Je viens de me marier, je me dis assez vite que ce ne sera pas tenable. Tim travaille énormément et cela nous arrive de rentrer tous les deux à 2h du matin… Potentiellement, un job va se concrétiser au sein de cette équipe mais est-ce que cette vie glamour sous pression et sans horaires est faite pour moi ?

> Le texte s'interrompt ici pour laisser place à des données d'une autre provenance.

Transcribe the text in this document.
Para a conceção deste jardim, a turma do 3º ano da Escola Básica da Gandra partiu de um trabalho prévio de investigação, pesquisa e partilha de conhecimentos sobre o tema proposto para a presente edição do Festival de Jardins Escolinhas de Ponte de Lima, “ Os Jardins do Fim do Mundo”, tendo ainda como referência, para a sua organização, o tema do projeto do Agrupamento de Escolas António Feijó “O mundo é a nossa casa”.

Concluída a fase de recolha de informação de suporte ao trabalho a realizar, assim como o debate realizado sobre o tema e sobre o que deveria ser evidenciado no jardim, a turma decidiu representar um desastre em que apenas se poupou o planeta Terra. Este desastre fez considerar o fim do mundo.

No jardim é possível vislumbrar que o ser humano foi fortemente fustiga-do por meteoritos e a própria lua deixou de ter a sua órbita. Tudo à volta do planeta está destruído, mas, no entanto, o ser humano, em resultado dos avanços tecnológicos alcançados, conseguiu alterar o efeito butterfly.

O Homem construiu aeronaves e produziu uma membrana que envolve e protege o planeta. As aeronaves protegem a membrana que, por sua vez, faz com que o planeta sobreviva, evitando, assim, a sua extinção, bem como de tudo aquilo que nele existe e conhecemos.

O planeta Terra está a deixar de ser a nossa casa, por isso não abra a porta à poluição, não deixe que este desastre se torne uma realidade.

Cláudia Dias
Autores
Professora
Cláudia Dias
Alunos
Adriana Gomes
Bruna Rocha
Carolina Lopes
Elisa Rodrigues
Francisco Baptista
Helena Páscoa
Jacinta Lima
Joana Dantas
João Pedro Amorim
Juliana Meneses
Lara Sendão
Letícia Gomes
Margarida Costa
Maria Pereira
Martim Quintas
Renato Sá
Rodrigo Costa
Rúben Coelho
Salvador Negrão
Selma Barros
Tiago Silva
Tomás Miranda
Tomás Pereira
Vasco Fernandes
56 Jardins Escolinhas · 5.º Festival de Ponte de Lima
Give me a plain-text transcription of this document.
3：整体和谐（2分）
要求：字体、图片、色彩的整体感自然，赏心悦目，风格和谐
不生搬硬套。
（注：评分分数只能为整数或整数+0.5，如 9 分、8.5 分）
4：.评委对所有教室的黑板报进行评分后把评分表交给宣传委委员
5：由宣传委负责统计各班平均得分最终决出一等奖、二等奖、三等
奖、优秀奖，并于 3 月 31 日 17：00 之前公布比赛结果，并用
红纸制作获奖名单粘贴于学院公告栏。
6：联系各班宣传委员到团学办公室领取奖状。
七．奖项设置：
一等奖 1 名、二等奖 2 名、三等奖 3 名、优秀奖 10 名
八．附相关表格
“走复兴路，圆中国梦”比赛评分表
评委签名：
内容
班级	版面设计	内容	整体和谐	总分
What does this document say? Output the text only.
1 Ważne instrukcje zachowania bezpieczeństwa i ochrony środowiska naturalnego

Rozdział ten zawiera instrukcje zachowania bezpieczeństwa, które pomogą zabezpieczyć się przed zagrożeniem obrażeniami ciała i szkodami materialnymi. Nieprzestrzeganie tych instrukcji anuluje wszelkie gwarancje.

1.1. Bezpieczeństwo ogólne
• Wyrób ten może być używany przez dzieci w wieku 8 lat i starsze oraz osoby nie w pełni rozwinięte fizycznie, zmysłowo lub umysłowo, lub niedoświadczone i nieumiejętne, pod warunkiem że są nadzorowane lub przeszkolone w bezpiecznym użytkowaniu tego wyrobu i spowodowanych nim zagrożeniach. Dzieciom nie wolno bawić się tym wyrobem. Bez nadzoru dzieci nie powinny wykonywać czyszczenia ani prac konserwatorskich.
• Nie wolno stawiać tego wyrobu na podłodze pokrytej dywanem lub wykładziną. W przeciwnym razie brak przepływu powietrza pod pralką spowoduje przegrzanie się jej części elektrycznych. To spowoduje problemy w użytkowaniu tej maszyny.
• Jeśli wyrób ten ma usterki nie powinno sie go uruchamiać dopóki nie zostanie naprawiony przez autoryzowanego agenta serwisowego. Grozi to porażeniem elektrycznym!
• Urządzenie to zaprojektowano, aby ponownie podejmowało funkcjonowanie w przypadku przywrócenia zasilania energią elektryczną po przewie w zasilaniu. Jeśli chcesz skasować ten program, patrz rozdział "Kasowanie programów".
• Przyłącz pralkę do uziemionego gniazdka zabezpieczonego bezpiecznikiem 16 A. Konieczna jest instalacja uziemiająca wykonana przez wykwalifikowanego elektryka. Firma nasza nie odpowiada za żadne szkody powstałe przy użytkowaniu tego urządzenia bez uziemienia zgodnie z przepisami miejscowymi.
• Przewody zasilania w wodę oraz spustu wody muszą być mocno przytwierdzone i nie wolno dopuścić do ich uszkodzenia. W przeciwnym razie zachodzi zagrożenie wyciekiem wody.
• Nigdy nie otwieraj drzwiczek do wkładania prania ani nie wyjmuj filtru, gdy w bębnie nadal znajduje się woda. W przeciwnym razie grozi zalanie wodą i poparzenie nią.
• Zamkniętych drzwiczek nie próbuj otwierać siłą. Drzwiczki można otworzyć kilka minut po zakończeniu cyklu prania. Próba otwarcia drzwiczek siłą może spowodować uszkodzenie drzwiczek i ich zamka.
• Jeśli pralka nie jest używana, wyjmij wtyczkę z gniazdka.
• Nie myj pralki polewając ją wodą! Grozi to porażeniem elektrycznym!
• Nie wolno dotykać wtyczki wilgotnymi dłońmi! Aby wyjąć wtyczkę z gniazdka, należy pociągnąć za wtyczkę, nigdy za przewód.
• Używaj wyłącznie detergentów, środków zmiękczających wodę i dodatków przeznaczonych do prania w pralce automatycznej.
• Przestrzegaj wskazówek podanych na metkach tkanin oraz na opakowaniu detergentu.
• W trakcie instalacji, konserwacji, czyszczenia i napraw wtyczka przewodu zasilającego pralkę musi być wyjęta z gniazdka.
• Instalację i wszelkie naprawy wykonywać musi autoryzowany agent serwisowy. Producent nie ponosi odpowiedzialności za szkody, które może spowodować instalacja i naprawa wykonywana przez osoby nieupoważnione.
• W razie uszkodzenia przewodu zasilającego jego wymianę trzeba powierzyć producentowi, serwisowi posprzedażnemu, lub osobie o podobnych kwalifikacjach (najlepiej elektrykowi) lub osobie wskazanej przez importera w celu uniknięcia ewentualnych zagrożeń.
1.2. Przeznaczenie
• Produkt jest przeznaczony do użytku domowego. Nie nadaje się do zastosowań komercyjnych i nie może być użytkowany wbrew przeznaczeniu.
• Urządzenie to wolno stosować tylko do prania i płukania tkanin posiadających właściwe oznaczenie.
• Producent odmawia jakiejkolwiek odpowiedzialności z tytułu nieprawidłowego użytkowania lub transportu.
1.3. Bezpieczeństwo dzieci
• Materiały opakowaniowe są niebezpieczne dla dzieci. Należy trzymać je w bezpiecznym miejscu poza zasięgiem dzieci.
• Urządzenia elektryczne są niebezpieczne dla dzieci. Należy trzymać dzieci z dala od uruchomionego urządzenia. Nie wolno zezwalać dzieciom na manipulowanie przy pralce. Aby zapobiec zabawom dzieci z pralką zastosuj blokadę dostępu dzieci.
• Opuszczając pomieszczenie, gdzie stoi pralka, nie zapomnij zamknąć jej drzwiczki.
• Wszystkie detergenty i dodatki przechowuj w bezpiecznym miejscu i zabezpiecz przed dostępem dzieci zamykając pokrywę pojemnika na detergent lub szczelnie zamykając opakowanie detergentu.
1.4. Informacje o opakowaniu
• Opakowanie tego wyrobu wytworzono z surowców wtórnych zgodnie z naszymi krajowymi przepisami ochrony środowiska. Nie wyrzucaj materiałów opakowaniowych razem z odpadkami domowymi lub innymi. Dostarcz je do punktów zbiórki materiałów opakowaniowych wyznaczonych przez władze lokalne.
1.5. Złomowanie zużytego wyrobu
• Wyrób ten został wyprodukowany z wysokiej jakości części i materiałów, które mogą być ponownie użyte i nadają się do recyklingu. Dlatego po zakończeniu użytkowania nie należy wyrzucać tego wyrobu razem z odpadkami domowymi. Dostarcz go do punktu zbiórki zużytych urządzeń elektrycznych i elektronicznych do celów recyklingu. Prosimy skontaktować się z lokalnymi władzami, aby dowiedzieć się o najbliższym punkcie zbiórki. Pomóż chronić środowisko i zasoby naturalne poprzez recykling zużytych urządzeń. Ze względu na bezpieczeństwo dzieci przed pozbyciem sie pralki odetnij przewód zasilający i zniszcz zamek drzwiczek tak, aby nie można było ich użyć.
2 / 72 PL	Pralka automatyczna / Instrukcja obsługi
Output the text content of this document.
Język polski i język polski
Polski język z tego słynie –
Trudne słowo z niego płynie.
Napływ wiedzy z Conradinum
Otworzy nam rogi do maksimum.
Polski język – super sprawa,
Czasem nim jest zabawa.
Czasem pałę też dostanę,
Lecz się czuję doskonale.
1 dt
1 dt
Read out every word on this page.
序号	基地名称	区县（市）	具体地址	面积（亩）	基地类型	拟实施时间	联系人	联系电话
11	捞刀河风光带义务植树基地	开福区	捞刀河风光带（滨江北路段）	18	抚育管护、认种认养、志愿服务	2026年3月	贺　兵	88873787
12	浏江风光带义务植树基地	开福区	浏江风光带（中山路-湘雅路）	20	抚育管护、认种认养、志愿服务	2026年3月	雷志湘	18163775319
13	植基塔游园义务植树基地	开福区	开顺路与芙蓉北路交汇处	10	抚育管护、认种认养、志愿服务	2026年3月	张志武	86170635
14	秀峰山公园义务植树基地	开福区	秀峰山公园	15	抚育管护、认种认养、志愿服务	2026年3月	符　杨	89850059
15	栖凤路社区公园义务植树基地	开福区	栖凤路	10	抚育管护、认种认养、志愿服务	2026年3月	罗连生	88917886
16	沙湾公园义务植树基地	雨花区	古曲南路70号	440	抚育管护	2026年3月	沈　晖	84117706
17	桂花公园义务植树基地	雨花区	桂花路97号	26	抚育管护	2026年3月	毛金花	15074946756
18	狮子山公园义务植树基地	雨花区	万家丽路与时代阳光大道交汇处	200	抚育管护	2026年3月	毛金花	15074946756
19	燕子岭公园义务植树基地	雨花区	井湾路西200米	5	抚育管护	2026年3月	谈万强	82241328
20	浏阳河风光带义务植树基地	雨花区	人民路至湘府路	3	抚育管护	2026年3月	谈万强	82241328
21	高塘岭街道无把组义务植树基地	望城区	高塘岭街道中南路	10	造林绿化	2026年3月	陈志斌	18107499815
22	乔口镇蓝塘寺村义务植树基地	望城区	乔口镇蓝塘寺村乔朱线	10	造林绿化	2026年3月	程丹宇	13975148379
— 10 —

La proposition de job étant un peu trop longue à mon goût, je décider de chercher ailleurs et je suis orientée par une amie de mon frère chez Cartier pour un poste d’Achat – développement en PLV. Cela consiste à mettre au point et acheter les décors de vitrine des boutiques partout dans le Monde. Je vais à l’entretien avec des pieds de plomb je l’avoue, sur le papier, ce n’est vraiment pas le job de mes rêves. Et là, je rencontre ma future boss Isabelle. Immédiatement, j’ai envie de travailler avec elle. J’entre-aperçois également celle qui deviendra ma « best partner in crime » Laetitia. Cependant, mon futur N+2 pense que je ne suis pas assez créative pour le poste. Il souhaite me revoir une deuxième fois. Lors de ce deuxième rendez-vous, j'apporte ma BD, les vêtements que je couds et j'étale tout sur la table... Je suis retenue pour le poste. Nous allons pendant plusieurs mois former un trio Isabelle, Laetitia et moi où le travail et les rires vont aller de paire.

En parallèle, je suis mariée depuis une année, nous commençons à penser à avoir un petit bébé. Autour de moi, les personnes proches de moi galèrent pas mal, alors je me dis que lorsque nous serons prêts, il faudra attendre, ça ne viendra pas immédiatement...

TO BE CONTINUED ;-)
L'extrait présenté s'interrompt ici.